Northwest Arkansas Democrat-Gazette
For ill U.K. baby, evidence clock ticks
LONDON — A British court on Monday gave the parents of 11-month-old Charlie Gard a chance to present fresh evidence that their terminally ill son should receive experimental treatment.
The decision came after an emotionally charged hearing, during which Gard’s mother wept in frustration and his father yelled at a lawyer.
Judge Nicholas Francis gave the couple until Wednesday afternoon to present the evidence and set a new hearing for Thursday in a case that has drawn international attention.
The judge insisted there had to be “new and powerful” evidence to reverse earlier rulings that barred Charlie from traveling abroad for treatment and authorized London’s Great Ormond Street Hospital to take him off life support.
“There is not a person alive who would not want to save Charlie,” Francis said. “If there is new evidence I will hear it.”

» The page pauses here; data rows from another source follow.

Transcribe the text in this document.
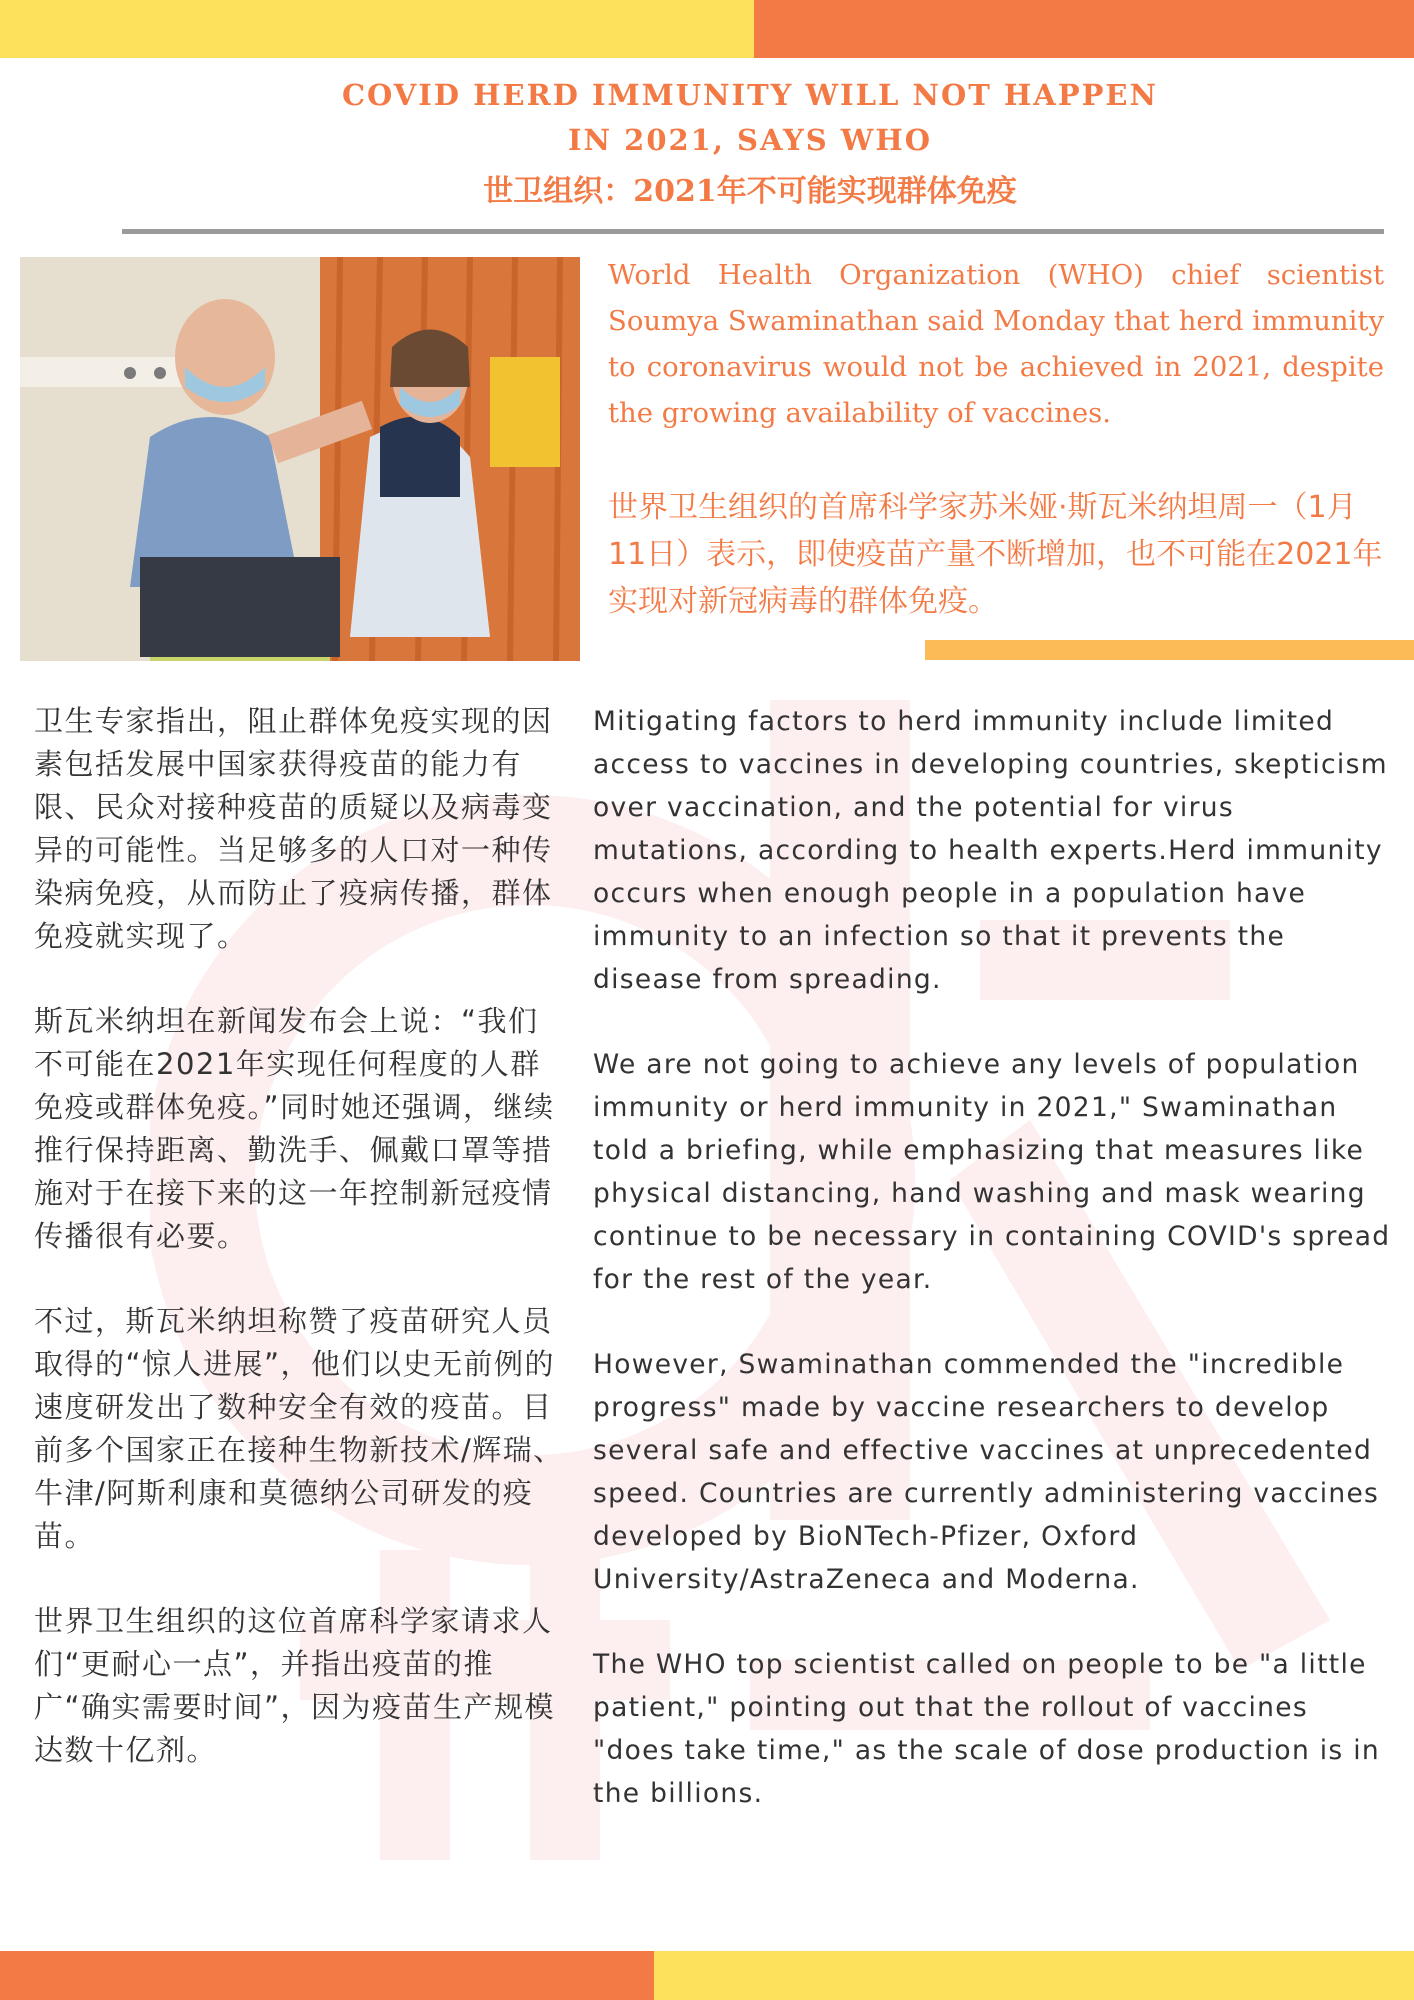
COVID HERD IMMUNITY WILL NOT HAPPEN
IN 2021, SAYS WHO
世卫组织：2021年不可能实现群体免疫

World Health Organization (WHO) chief scientist Soumya Swaminathan said Monday that herd immunity to coronavirus would not be achieved in 2021, despite the growing availability of vaccines.

世界卫生组织的首席科学家苏米娅·斯瓦米纳坦周一（1月11日）表示，即使疫苗产量不断增加，也不可能在2021年实现对新冠病毒的群体免疫。

卫生专家指出，阻止群体免疫实现的因素包括发展中国家获得疫苗的能力有限、民众对接种疫苗的质疑以及病毒变异的可能性。当足够多的人口对一种传染病免疫，从而防止了疫病传播，群体免疫就实现了。

斯瓦米纳坦在新闻发布会上说：“我们不可能在2021年实现任何程度的人群免疫或群体免疫。”同时她还强调，继续推行保持距离、勤洗手、佩戴口罩等措施对于在接下来的这一年控制新冠疫情传播很有必要。

不过，斯瓦米纳坦称赞了疫苗研究人员取得的“惊人进展”，他们以史无前例的速度研发出了数种安全有效的疫苗。目前多个国家正在接种生物新技术/辉瑞、牛津/阿斯利康和莫德纳公司研发的疫苗。

世界卫生组织的这位首席科学家请求人们“更耐心一点”，并指出疫苗的推广“确实需要时间”，因为疫苗生产规模达数十亿剂。

Mitigating factors to herd immunity include limited access to vaccines in developing countries, skepticism over vaccination, and the potential for virus mutations, according to health experts.Herd immunity occurs when enough people in a population have immunity to an infection so that it prevents the disease from spreading.

We are not going to achieve any levels of population immunity or herd immunity in 2021," Swaminathan told a briefing, while emphasizing that measures like physical distancing, hand washing and mask wearing continue to be necessary in containing COVID's spread for the rest of the year.

However, Swaminathan commended the "incredible progress" made by vaccine researchers to develop several safe and effective vaccines at unprecedented speed. Countries are currently administering vaccines developed by BioNTech-Pfizer, Oxford University/AstraZeneca and Moderna.

The WHO top scientist called on people to be "a little patient," pointing out that the rollout of vaccines "does take time," as the scale of dose production is in the billions.
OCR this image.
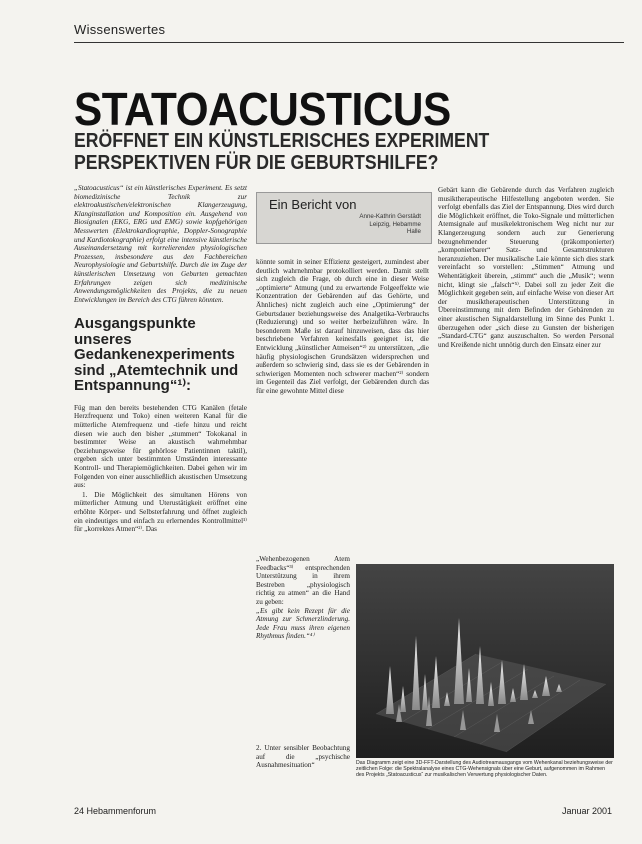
Wissenswertes
STATOACUSTICUS
ERÖFFNET EIN KÜNSTLERISCHES EXPERIMENT
PERSPEKTIVEN FÜR DIE GEBURTSHILFE?

„Statoacusticus“ ist ein künstlerisches Experiment. Es setzt biomedizinische Technik zur elektroakustischen/elektronischen Klangerzeugung, Klanginstallation und Komposition ein. Ausgehend von Biosignalen (EKG, ERG und EMG) sowie kopfgehörigen Messwerten (Elektrokardiographie, Doppler-Sonographie und Kardiotokographie) erfolgt eine intensive künstlerische Auseinandersetzung mit korrelierenden physiologischen Prozessen, insbesondere aus den Fachbereichen Neurophysiologie und Geburtshilfe. Durch die im Zuge der künstlerischen Umsetzung von Geburten gemachten Erfahrungen zeigen sich medizinische Anwendungsmöglichkeiten des Projekts, die zu neuen Entwicklungen im Bereich des CTG führen könnten.

Ausgangspunkte unseres Gedankenexperiments sind „Atemtechnik und Entspannung“¹⁾:

Füg man den bereits bestehenden CTG Kanälen (fetale Herzfrequenz und Toko) einen weiteren Kanal für die mütterliche Atemfrequenz und -tiefe hinzu und reicht diesen wie auch den bisher „stummen“ Tokokanal in bestimmter Weise an akustisch wahrnehmbar (beziehungsweise für gehörlose Patientinnen taktil), ergeben sich unter bestimmten Umständen interessante Kontroll- und Therapiemöglichkeiten. Dabei gehen wir im Folgenden von einer ausschließlich akustischen Umsetzung aus:

1. Die Möglichkeit des simultanen Hörens von mütterlicher Atmung und Uterustätigkeit eröffnet eine erhöhte Körper- und Selbsterfahrung und öffnet zugleich ein eindeutiges und einfach zu erlernendes Kontrollmittel¹⁾ für „korrektes Atmen“²⁾. Das

Ein Bericht von
Anne-Kathrin Gerstädt
Leipzig, Hebamme
Halle

könnte somit in seiner Effizienz gesteigert, zumindest aber deutlich wahrnehmbar protokolliert werden. Damit stellt sich zugleich die Frage, ob durch eine in dieser Weise „optimierte“ Atmung (und zu erwartende Folgeeffekte wie Konzentration der Gebärenden auf das Gehörte, und Ähnliches) nicht zugleich auch eine „Optimierung“ der Geburtsdauer beziehungsweise des Analgetika-Verbrauchs (Reduzierung) und so weiter herbeizuführen wäre. In besonderem Maße ist darauf hinzuweisen, dass das hier beschriebene Verfahren keinesfalls geeignet ist, die Entwicklung „künstlicher Atmeisen“²⁾ zu unterstützen, „die häufig physiologischen Grundsätzen widersprechen und außerdem so schwierig sind, dass sie es der Gebärenden in schwierigen Momenten noch schwerer machen“²⁾ sondern im Gegenteil das Ziel verfolgt, der Gebärenden durch das für eine gewohnte Mittel diese

„Wehenbezogenen Atem Feedbacks“³⁾ entsprechenden Unterstützung in ihrem Bestreben „physiologisch richtig zu atmen“ an die Hand zu geben:

„Es gibt kein Rezept für die Atmung zur Schmerzlinderung. Jede Frau muss ihren eigenen Rhythmus finden.“⁴⁾

2. Unter sensibler Beobachtung auf die „psychische Ausnahmesituation“

Gebärt kann die Gebärende durch das Verfahren zugleich musiktherapeutische Hilfestellung angeboten werden. Sie verfolgt ebenfalls das Ziel der Entspannung. Dies wird durch die Möglichkeit eröffnet, die Toko-Signale und mütterlichen Atemsignale auf musikelektronischem Weg nicht nur zur Klangerzeugung sondern auch zur Generierung bezugnehmender Steuerung (präkomponierter) „komponierbarer“ Satz- und Gesamtstrukturen heranzuziehen. Der musikalische Laie könnte sich dies stark vereinfacht so vorstellen: „Stimmen“ Atmung und Wehentätigkeit überein, „stimmt“ auch die „Musik“; wenn nicht, klingt sie „falsch“⁵⁾. Dabei soll zu jeder Zeit die Möglichkeit gegeben sein, auf einfache Weise von dieser Art der musiktherapeutischen Unterstützung in Übereinstimmung mit dem Befinden der Gebärenden zu einer akustischen Signaldarstellung im Sinne des Punkt 1. überzugehen oder „sich diese zu Gunsten der bisherigen „Standard-CTG“ ganz auszuschalten. So werden Personal und Kreißende nicht unnötig durch den Einsatz einer zur

Das Diagramm zeigt eine 3D-FFT-Darstellung des Audiotreamausgangs vom Wehenkanal beziehungsweise der zeitlichen Folge: die Spektralanalyse eines CTG-Wehensignals über eine Geburt, aufgenommen im Rahmen des Projekts „Statoacusticus“ zur musikalischen Verwertung physiologischer Daten.
24 Hebammenforum	Januar 2001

Charlie suffers from mitochondrial depletion syndrome, a rare genetic disease that has left him brain damaged and unable to breathe unaided. His parents want to take him abroad for experimental therapy, which they say offers their son a chance of improvement.
British and European courts have sided with the hospital’s decision that the 11-month-old’s life support should end, saying therapy would not help and would cause more suffering.